Comcast Profit Jumps; To Resume Dividends, Buyback
Comcastsaid it would resume annual dividend payments and set a 2009 target to complete its $7 billion stock buyback program, addressing investors' demands to boost its beleaguered share price.
Shares of the top U.S. cable operator rose nearly 8 percent Thursday after it also reported a 54 percent rise in fourth-quarter profit and an increase in digital video, broadband Internet and phone subscribers.
"Investors were desperate for a sign that this company is ready to return cash to shareholders," Bernstein Research analyst Craig Moffett said. "They got that in spades today."
By putting a defined timeline on the buyback and repurchasing $1.25 billion in the fourth quarter, Moffett said, the company clearly signaled its confidence in future cash flow prospects.
Comcast set its annual dividend at 25 cents per share, totaling about $750 million, and will pay a quarterly installment on April 30. The company, whose last dividend payment was in March 1999, told analysts on a conference call that the payout would rise over time.
At Wednesday's close, shares of Comcast had lost 39 percent of their value from a high set last July, as subscriber growth slowed due to a weaker U.S. economy and increased competition from phone and satellite companies.
That's why in January, investment advisory firm Chieftain Capital, which held about 2 percent of Comcast shares, wrote to the board calling for the ouster of Chief Executive Brian Roberts and for dividends to resume.
Chieftain Capital's Glenn Greenberg was not immediately available for comment.
Faced with criticism from shareholders demanding better returns, Comcast ramped up its share buyback in the fourth quarter to $1.25 billion, compared with about $447 million a year earlier.
Outlook Seen Conservative
Net income for the quarter rose to $602 million, or 20 cents per share, from $390 million, or 13 cents per share, a year earlier. The results were 2 cents per share higher than the analysts' average forecast, according to Reuters Estimates.
Operating cash flow, the change in the company's net cash position, rose 19 percent to $3.08 billion.
Revenue increased 14 percent to $8.01 billion, compared with analysts' estimates of $7.94 billion.
Goldman Sachs called the results "mediocre," as the company attracted fewer new customers, but generated strong growth in free cash flow, the amount of money left after all expenses and capital expenditures.
Comcast said it had lost 94,000 basic video subscribers, while adding 523,000 for digital video, 331,000 for broadband and a net 475,000 for phone service.
The company said it expected full-year 2008 consolidated revenue and operating cash flow growth of 8 percent to 10 percent, with consolidated capital expenditures falling to 18 percent of revenue.
Consolidated free cash flow growth is expected to rise at least 20 percent above 2007's $2.3 billion.

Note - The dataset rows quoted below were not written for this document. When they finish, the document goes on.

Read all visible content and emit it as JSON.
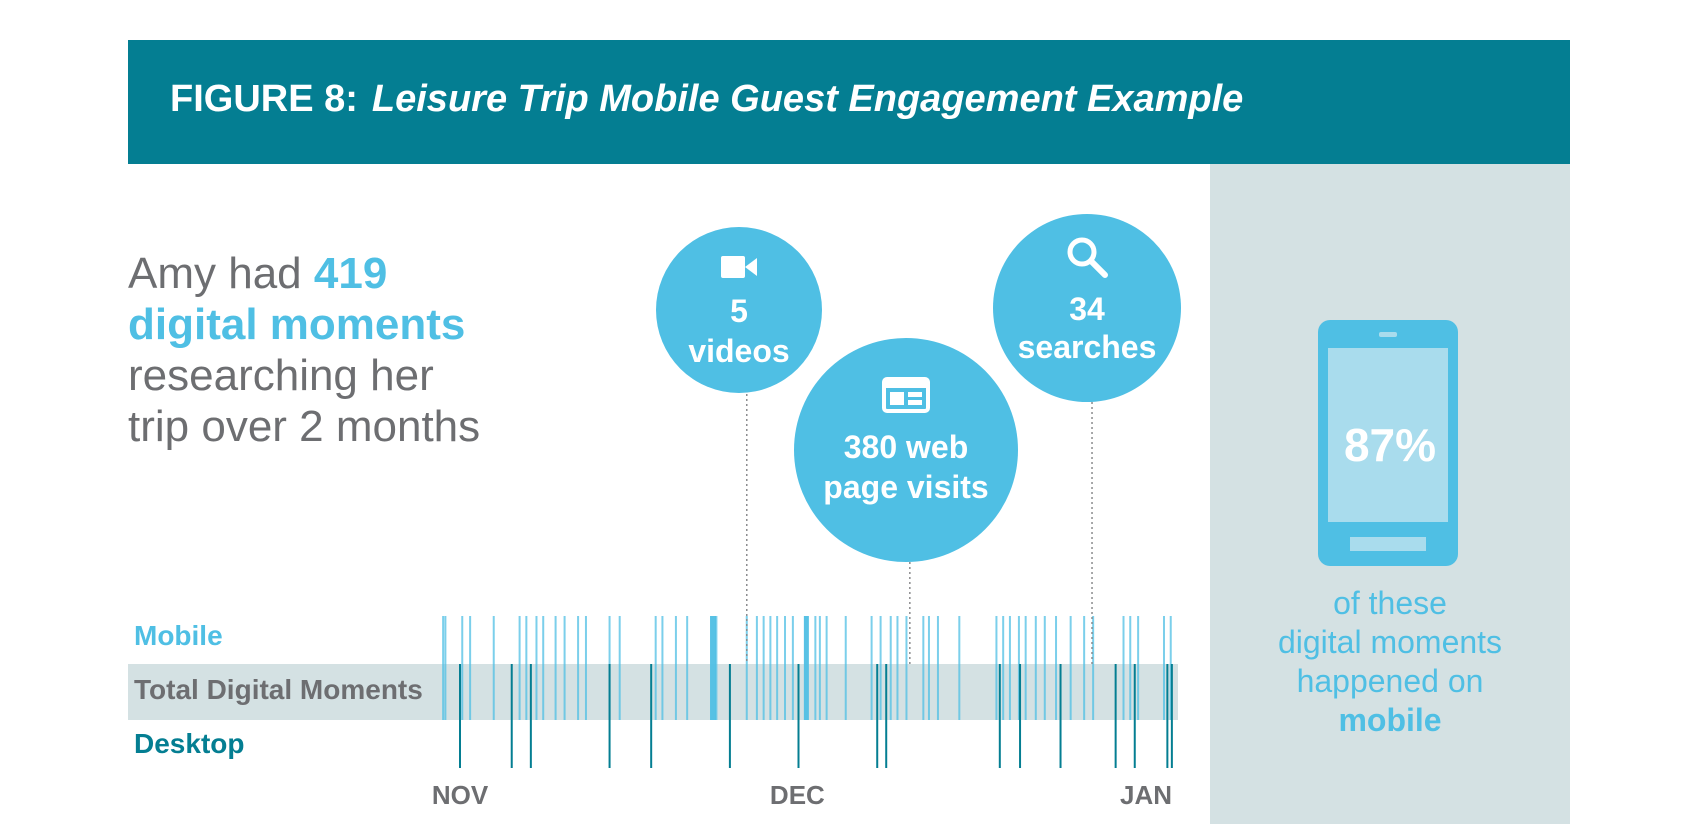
{
  "figure": {
    "number_label": "FIGURE 8:",
    "title": "Leisure Trip Mobile Guest Engagement Example"
  },
  "headline": {
    "line1_prefix": "Amy had ",
    "line1_value": "419",
    "line2": "digital moments",
    "line3": "researching her",
    "line4": "trip over 2 months"
  },
  "rows": {
    "mobile": "Mobile",
    "total": "Total Digital Moments",
    "desktop": "Desktop"
  },
  "bubbles": [
    {
      "icon": "video-camera-icon",
      "line1": "5",
      "line2": "videos",
      "value": 5
    },
    {
      "icon": "web-page-icon",
      "line1": "380 web",
      "line2": "page visits",
      "value": 380
    },
    {
      "icon": "search-icon",
      "line1": "34",
      "line2": "searches",
      "value": 34
    }
  ],
  "panel": {
    "value": "87%",
    "line1": "of these",
    "line2": "digital moments",
    "line3": "happened on",
    "line4": "mobile",
    "icon": "smartphone-icon"
  },
  "colors": {
    "banner": "#047e92",
    "mobile": "#4fbfe4",
    "desktop": "#047e92",
    "text_gray": "#6d6e71",
    "panel": "#d4e1e3",
    "band": "#d4e1e3"
  },
  "chart_data": {
    "type": "timeline",
    "x_unit": "day of timeline (0 = Nov)",
    "x_ticks": [
      {
        "label": "NOV",
        "day": 0
      },
      {
        "label": "DEC",
        "day": 30
      },
      {
        "label": "JAN",
        "day": 61
      }
    ],
    "series": [
      {
        "name": "Mobile",
        "events": [
          {
            "day": -1.5
          },
          {
            "day": -1.3
          },
          {
            "day": 0.2
          },
          {
            "day": 0.9
          },
          {
            "day": 3.0
          },
          {
            "day": 5.3
          },
          {
            "day": 5.9
          },
          {
            "day": 6.8
          },
          {
            "day": 7.4
          },
          {
            "day": 8.5
          },
          {
            "day": 9.3
          },
          {
            "day": 10.5
          },
          {
            "day": 11.2
          },
          {
            "day": 13.3
          },
          {
            "day": 14.2
          },
          {
            "day": 17.4
          },
          {
            "day": 18.0
          },
          {
            "day": 19.2
          },
          {
            "day": 20.2
          },
          {
            "day": 22.5,
            "w": 6,
            "strong": true
          },
          {
            "day": 22.8
          },
          {
            "day": 25.5
          },
          {
            "day": 26.4
          },
          {
            "day": 27.0
          },
          {
            "day": 27.6
          },
          {
            "day": 28.2
          },
          {
            "day": 28.9
          },
          {
            "day": 29.6
          },
          {
            "day": 30.8,
            "w": 5,
            "strong": true
          },
          {
            "day": 31.6
          },
          {
            "day": 32.0
          },
          {
            "day": 32.6
          },
          {
            "day": 34.3
          },
          {
            "day": 36.6
          },
          {
            "day": 37.4
          },
          {
            "day": 38.3
          },
          {
            "day": 38.9
          },
          {
            "day": 39.7
          },
          {
            "day": 41.2
          },
          {
            "day": 41.7
          },
          {
            "day": 42.5
          },
          {
            "day": 44.4
          },
          {
            "day": 47.7
          },
          {
            "day": 48.3
          },
          {
            "day": 48.9
          },
          {
            "day": 49.7
          },
          {
            "day": 50.3
          },
          {
            "day": 51.2
          },
          {
            "day": 52.0
          },
          {
            "day": 53.0
          },
          {
            "day": 54.3
          },
          {
            "day": 55.5
          },
          {
            "day": 56.3
          },
          {
            "day": 59.0
          },
          {
            "day": 59.6
          },
          {
            "day": 60.3
          },
          {
            "day": 62.6
          },
          {
            "day": 63.2
          }
        ]
      },
      {
        "name": "Desktop",
        "events": [
          {
            "day": 0.0
          },
          {
            "day": 4.6
          },
          {
            "day": 6.3
          },
          {
            "day": 13.3
          },
          {
            "day": 17.0
          },
          {
            "day": 24.0
          },
          {
            "day": 30.1
          },
          {
            "day": 37.1
          },
          {
            "day": 37.9
          },
          {
            "day": 48.0
          },
          {
            "day": 49.8
          },
          {
            "day": 53.4
          },
          {
            "day": 58.3
          },
          {
            "day": 60.0
          },
          {
            "day": 62.9
          },
          {
            "day": 63.3
          }
        ]
      }
    ],
    "annotations": [
      {
        "text": "5 videos",
        "day": 25.5
      },
      {
        "text": "380 web page visits",
        "day": 40.0
      },
      {
        "text": "34 searches",
        "day": 56.2
      }
    ]
  }
}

Analysts said the outlook was conservative. Goldman Sachs analyst Ingrid Chung estimated Comcast would be paying out some 30 percent of its 2008 free cash flow to shareholders.
No Interest in Yahoo, CEO Says
CEO Roberts responded to market rumors by saying the company would not enter a bidding war with Microsoft for Yahoo. Nor is Comcast interested in Sprint Nextelor other major acquisitions.
"We are committed to remaining disciplined," Roberts told analysts on a conference call. "To be clear, we are not spending any time on any of the large transformative acquisitions that have been speculated about like Yahoo or Sprint."
Microsoft offered to buy Yahoo for an estimated $42.1 billion, stoking speculation that other companies would submit rival bids.
Comcast shares were up $1.36, or 7.6 percent, at $19.17 in morning Nasdaq trade. In comparison, Time Warner Cable rose 3.9 percent to $25.50 on the New York Stock Exchange.
On Wednesday, Comcast founder Ralph Roberts relinquished his salary of about $1.85 million for 2007. He is currently an advisor to his son, CEO Brian Roberts.